A group of bipartisan lawmakers reintroduced the Email Privacy Act, a bill that would require law enforcement to get a warrant before searching email, Facebook messages and files stored on cloud services no matter how old the archives.

The Email Privacy Act is an attempt to reform the decade-old Electronic Communications Privacy Act, which allows warrantless searches of email or other stored digital media that is more than 180 days old.

An identical version of the bill (H.R. 699) passed in a vote of 419-0 in April of 2016. But in June a version of that bill, called The ECPA Amendments Act, never made it to the Senate Judiciary Committee for a vote. That’s because co-sponsors withdrew the bill after it was weighed down with controversial amendments. One of those amendments would have expanded the types of data law enforcement could collect without a warrant via National Security Letters.

On Monday, Rep. Kevin Yoder (R-Kan.) and Rep. Jared Polis (D-Colo.) reintroduced the Email Privacy Act and said they hoped to close a loophole that allows the government to search any email older than 180 days. “After the unanimous passage of our bill last year, I see no reason why we can’t get this done right away,” Yoder said in a prepared statement. “More than 30 years has been long enough for Congress to wait on this. It’s simple, in 2017 if the federal government wants to access Americans’ digital content, it must get a warrant.”

The bill has received support from digital rights groups such as the Electronic Frontier Foundation and the Center for Democracy and Technology. The original bill also received support from a wide range of U.S. technology firms including Apple, Facebook, Google, Microsoft and Yahoo.

According to Yoder, this new version of the Email Privacy Act has identical language to the one that passed last year. He said the bill, however, does nothing to alter warrant requirements under the Wiretap Act and the Foreign Intelligence Surveillance Act.

“While we had hoped last year’s bill would go further—including requiring the government to notify individuals when it searches for their data, and requiring the government to obtain a warrant for geolocation information—the House vote was a historic win for privacy,” wrote Kate Tummarello, with the Electronic Frontier Foundation, regarding last year’s passage of the Email Privacy Act.

The reintroduction of the bill follows a tumultuous year of debate regarding government access to private digital communications among privacy advocates, businesses and consumers.

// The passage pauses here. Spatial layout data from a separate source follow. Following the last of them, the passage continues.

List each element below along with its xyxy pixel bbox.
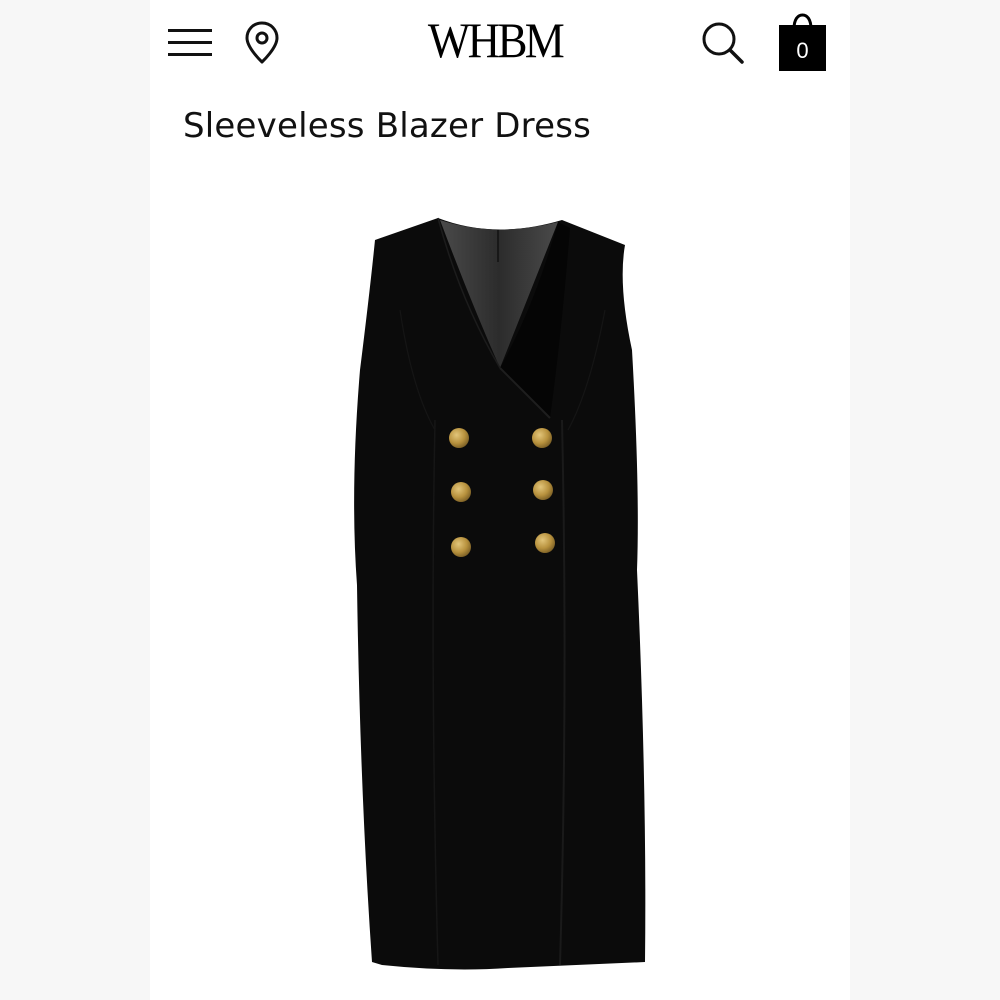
header-bar: WHBM 0 <box>150 0 850 90</box>
cart-button[interactable]: 0 <box>779 13 827 71</box>
cart-badge: 0 <box>779 25 826 71</box>
product-title: Sleeveless Blazer Dress <box>183 106 592 146</box>
dress-illustration <box>354 217 646 970</box>
store-locator-button[interactable] <box>242 20 282 66</box>
left-gutter <box>0 0 150 1000</box>
product-image[interactable] <box>150 190 850 1000</box>
cart-count: 0 <box>796 38 809 63</box>
search-button[interactable] <box>698 18 748 68</box>
menu-button[interactable] <box>168 22 214 62</box>
right-gutter <box>850 0 1000 1000</box>
map-pin-icon <box>245 21 279 64</box>
hamburger-menu-icon <box>168 29 212 56</box>
page-column: WHBM 0 Sleeveless Blazer Dress <box>150 0 850 1000</box>
search-icon <box>702 22 744 64</box>
brand-logo[interactable]: WHBM <box>392 10 599 70</box>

Last year, Microsoft filed a lawsuit against the U.S. government for the right to tell its customers when a federal agency is looking at their email. Recently tech firms and privacy advocates banded together to voice opposition to the passage of Rule 41 – a law that gives law enforcement the ability to hack millions of computers or smartphones at once with a single search warrant. Messaging apps such as WhatsApp and Viber have also stoked the debate adding end-to-end encryption to communications over their platforms.

The original Email Privacy Act did face Senate scrutiny from a handful of critics such as Sen. Charles Grassley (R-IA), the chairman of the Senate Judiciary Committee. In April of 2016 Sen. Grassley said, “Members of this committee on both sides of the aisle have expressed concerns about the details of this reform, and whether it’s balanced to reflect issues raised by law enforcement.”

As with the 2016 Email Privacy Act, the 2017 version is expected to be referred to the House Judiciary Committee.